New Zealand is one year away from seeing whether National can win four terms straight, a feat not achieved since the Holyoake years (1960-1972) when the country was a very different place to what it is now: heavily-subsidised, straitjacketed in regulation, yet living comparatively well in semi-isolation off the fat of the land.
It was the greatest socialist democracy on Earth, with the public owning around 74 per cent of everything. The aptly-named quarter-acre half-gallon pavlova paradise, with full employment, virtually no overseas debt, and health and education statistics the envy of almost every other country.
And that was under a National government. How times change.
Now we have lost 90 per cent of our public assets for no tangible return, have a permanent true unemployment rate of around 10 per cent, a galloping debt crisis with around $500 billion owed (public and private), and are plunging rapidly down the table in health and education statistics. Not to mention the loss of the ability for the young to gain that quarter-acre home of their own.
Again, under a National government.
The difference is the Holyoake era came at the apex of Keynesian economics, which principally expected government to be the main controlling influence of an economy. Whereas once the neoliberal Friedman school took hold in the 1980s, government was expected to reduce both in size and influence, leaving "the markets" in control and the public at their mercy.
Not the smartest idea, but one that has taken hold so vigorously that despite shocks like the recent GFC causing a brief lurch back to the Keynesian approach, Prime Minister John Key can still parrot this week "we philosophically believe in less tax and smaller government".

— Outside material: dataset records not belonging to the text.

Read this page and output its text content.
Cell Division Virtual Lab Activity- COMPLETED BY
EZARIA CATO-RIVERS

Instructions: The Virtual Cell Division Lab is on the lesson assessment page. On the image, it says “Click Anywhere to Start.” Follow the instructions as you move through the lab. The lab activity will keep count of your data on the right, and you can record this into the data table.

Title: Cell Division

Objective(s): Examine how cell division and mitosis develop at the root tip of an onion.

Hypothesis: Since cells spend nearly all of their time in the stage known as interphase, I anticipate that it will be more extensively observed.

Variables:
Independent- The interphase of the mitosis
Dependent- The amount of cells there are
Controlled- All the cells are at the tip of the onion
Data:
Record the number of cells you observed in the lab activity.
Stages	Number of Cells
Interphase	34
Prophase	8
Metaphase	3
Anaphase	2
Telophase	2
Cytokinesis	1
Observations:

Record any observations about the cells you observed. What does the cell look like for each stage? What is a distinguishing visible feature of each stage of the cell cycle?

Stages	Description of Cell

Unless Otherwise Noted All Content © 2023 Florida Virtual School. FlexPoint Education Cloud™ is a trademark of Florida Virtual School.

But as John Maynard Keynes observed, "Capitalism is the astounding belief that the wickedest of men will do the wickedest of things for the greatest good of everyone."
So as soon as creative accounting manufactures an apparent budget surplus, the first thought is not to build more hospitals or schools, or support industry to employ more people, or improve the lot of the homeless and working poor, or even to resume government contributions (as Bill English promised he would) to the NZ Super Fund; no, the first thought is, "let's have a tax cut".
After all (they reason), a tax cut will keep us in power, doing less at greater cost - a cost that means more of the pie for our mates. What could be better?
But the announced $1.8 billion operating surplus ignores there are significant "actuarial" holes in the accounts totalling nearly $10b: $5.1b for ACC losses, $2b Cullen Super Fund losses, $1.5b Emissions Trading Scheme liability from increased carbon cost, plus another $1.3b in net Crown debt. So in reality there's no extra money, only extra liabilities.
When Key's government took power, Nick Smith called a similar $4.8b hole in Labour's books a "financial crisis". But that won't stop National pulling Key's guestimate of $3b out of the virtual hat next year for an election bribe tax cut, will it?
Nor, sadly, stop voters believing we can afford it. Seems only another Great Depression could now shake the myth of neoliberal competence.
- Bruce Bisset is a freelance writer and poet. This column is the opinion of the columnist on a matter of public interest and does not necessarily represent the view of Hawke's Bay Today.